We have had a busy week here as one of Katherine’s new aides ended up at the doctor’s with kidney stones and was unable to work all week. Fortunately that aide was friends with another woman who came part of the aide’s shifts, and I helped out as did some of Katherine’s friends who have generously given her their help. This was spring break for schools in our area, so Sam and his dad David had gone to visit a couple of colleges in the Southeast. With Trent on break to go with them, Brian and Mary Ellen traveled down to visit Brianna at Disney World. Fifi, who travels well, was able to go along because Brianna was missing her too. She was able to stay in the kennel there since Brianna had a discount. Mary Ellen and Brian must have felt rejuvenated by their trip, because they were already heads up painting the ceiling in their living room changing the brown wooden tiles to white. It was looking good when I stopped by. I got an air hug from Trent, who wasn’t feeling well. I had never had an air hug before but I imitated and sent one back.

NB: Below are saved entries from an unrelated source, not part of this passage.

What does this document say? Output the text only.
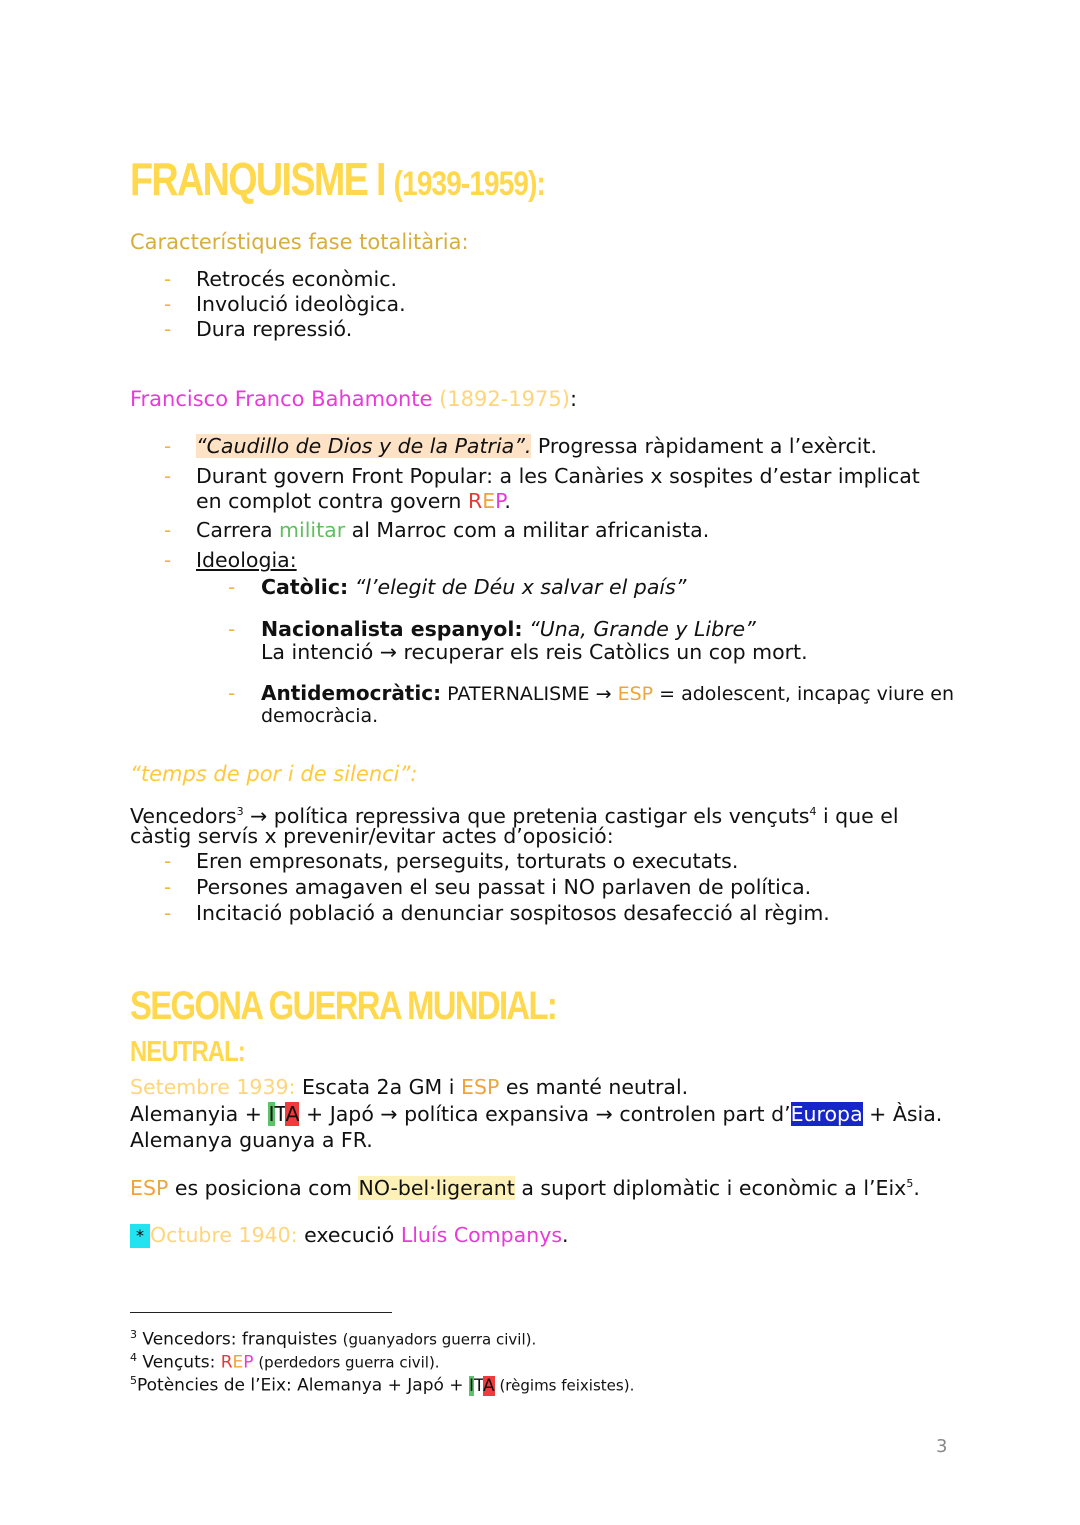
FRANQUISME I (1939-1959):
Característiques fase totalitària:
- Retrocés econòmic.
- Involució ideològica.
- Dura repressió.
Francisco Franco Bahamonte (1892-1975):
- “Caudillo de Dios y de la Patria”. Progressa ràpidament a l’exèrcit.
- Durant govern Front Popular: a les Canàries x sospites d’estar implicat
en complot contra govern REP.
- Carrera militar al Marroc com a militar africanista.
- Ideologia:
- Catòlic: “l’elegit de Déu x salvar el país”
- Nacionalista espanyol: “Una, Grande y Libre”
La intenció → recuperar els reis Catòlics un cop mort.
- Antidemocràtic: PATERNALISME → ESP = adolescent, incapaç viure en
democràcia.
“temps de por i de silenci”:
Vencedors$^3$ → política repressiva que pretenia castigar els vençuts$^4$ i que el
càstig servís x prevenir/evitar actes d’oposició:
- Eren empresonats, perseguits, torturats o executats.
- Persones amagaven el seu passat i NO parlaven de política.
- Incitació població a denunciar sospitosos desafecció al règim.
SEGONA GUERRA MUNDIAL:
NEUTRAL:
Setembre 1939: Escata 2a GM i ESP es manté neutral.
Alemanyia + ITA + Japó → política expansiva → controlen part d’Europa + Àsia.
Alemanya guanya a FR.
ESP es posiciona com NO-bel·ligerant a suport diplomàtic i econòmic a l’Eix$^5$.
* Octubre 1940: execució Lluís Companys.
$^3$ Vencedors: franquistes (guanyadors guerra civil).
$^4$ Vençuts: REP (perdedors guerra civil).
$^5$Potències de l’Eix: Alemanya + Japó + ITA (règims feixistes).
3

I think all the family is back in place now, and we are hoping Katherine’s aide has no more health problems. I finally had my evaluation appointment, and I will start two weeks of physical therapy on Tuesday, Most of all, we are praying that the week goes well for Jeannie as her treatment continues. So many people are praying for her, and we would be grateful if you would too. She might get to complete her planned bicycle last lap to the Gulf Coast this summer after all.